トランプ氏“口撃”のリベラル系メディアが潤う皮肉 「親」も「反」も軒並み顧客激増 (1/2ページ)

2017.03.08

 「フェイク(偽)ニュースだ!!」と連日ドナルド・トランプ米大統領の“口撃”にさらされている米国のリベラル系主要メディアだが、業績面では「トランプ特需」の恩恵を受けている。テレビ各局の視聴者数は軒並み上昇し、新聞各社も購読者数を激増させているというのだ。

 就任から1カ月余り、トランプ氏は国民の分断をあえて演出してきたようにもみえる。2月24日には、保守系団体が開いたイベントで、「偽ニュースを流すメディアは国民の敵だ」などと演説。ホワイトハウスで行われたスパイサー大統領報道官の記者説明から、政権に批判的なCNNテレビやニューヨーク・タイムズ紙などを締め出してひんしゅくを買った。

 トランプ氏がツイッターで直接情報発信し、リベラル系の主要メディアを敵視し続ける背景について、米国政治とメディアに詳しい上智大の前嶋和弘教授は「共和党支持者のメディアへの信頼度は極めて低く、トランプ氏がメディアをたたけばたたくほど支持者たちは熱狂するという構図は大統領選から変わっていない」と解説する。

 実際、米ギャラップ社が発表した2月の調査では、トランプ氏の支持率は全体で42%に沈んだものの、共和党支持者の支持率は88%の高水準を維持したという。

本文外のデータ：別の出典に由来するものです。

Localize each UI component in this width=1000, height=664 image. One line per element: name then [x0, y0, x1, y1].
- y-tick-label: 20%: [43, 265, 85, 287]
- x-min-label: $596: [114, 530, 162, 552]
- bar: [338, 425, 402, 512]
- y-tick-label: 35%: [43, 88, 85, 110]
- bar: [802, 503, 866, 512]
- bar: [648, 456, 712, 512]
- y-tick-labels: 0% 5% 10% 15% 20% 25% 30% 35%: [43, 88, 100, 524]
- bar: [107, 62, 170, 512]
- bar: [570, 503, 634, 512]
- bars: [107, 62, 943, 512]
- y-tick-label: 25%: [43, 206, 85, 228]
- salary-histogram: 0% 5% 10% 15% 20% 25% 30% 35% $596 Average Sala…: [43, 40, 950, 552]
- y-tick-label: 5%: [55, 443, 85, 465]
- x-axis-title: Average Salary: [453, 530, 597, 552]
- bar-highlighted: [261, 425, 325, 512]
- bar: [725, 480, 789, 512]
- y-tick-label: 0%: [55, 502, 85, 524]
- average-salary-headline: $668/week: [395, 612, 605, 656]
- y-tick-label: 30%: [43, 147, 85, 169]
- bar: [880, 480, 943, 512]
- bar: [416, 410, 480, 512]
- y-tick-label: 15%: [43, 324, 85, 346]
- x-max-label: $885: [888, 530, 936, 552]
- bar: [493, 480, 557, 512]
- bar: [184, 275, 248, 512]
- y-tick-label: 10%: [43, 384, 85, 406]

 主要メディアを嫌うトランプ氏だが、保守色が強いFOXニュースには弱音も吐露するサービスぶりを見せている。ロイター通信によると、2月28日に放送されたインタビューでは自身の移民政策について国民に効果的に伝えられなかった可能性を認め、「恐らく私のせいだ」「真意を伝える点ではCかCプラスだろう」などと語った。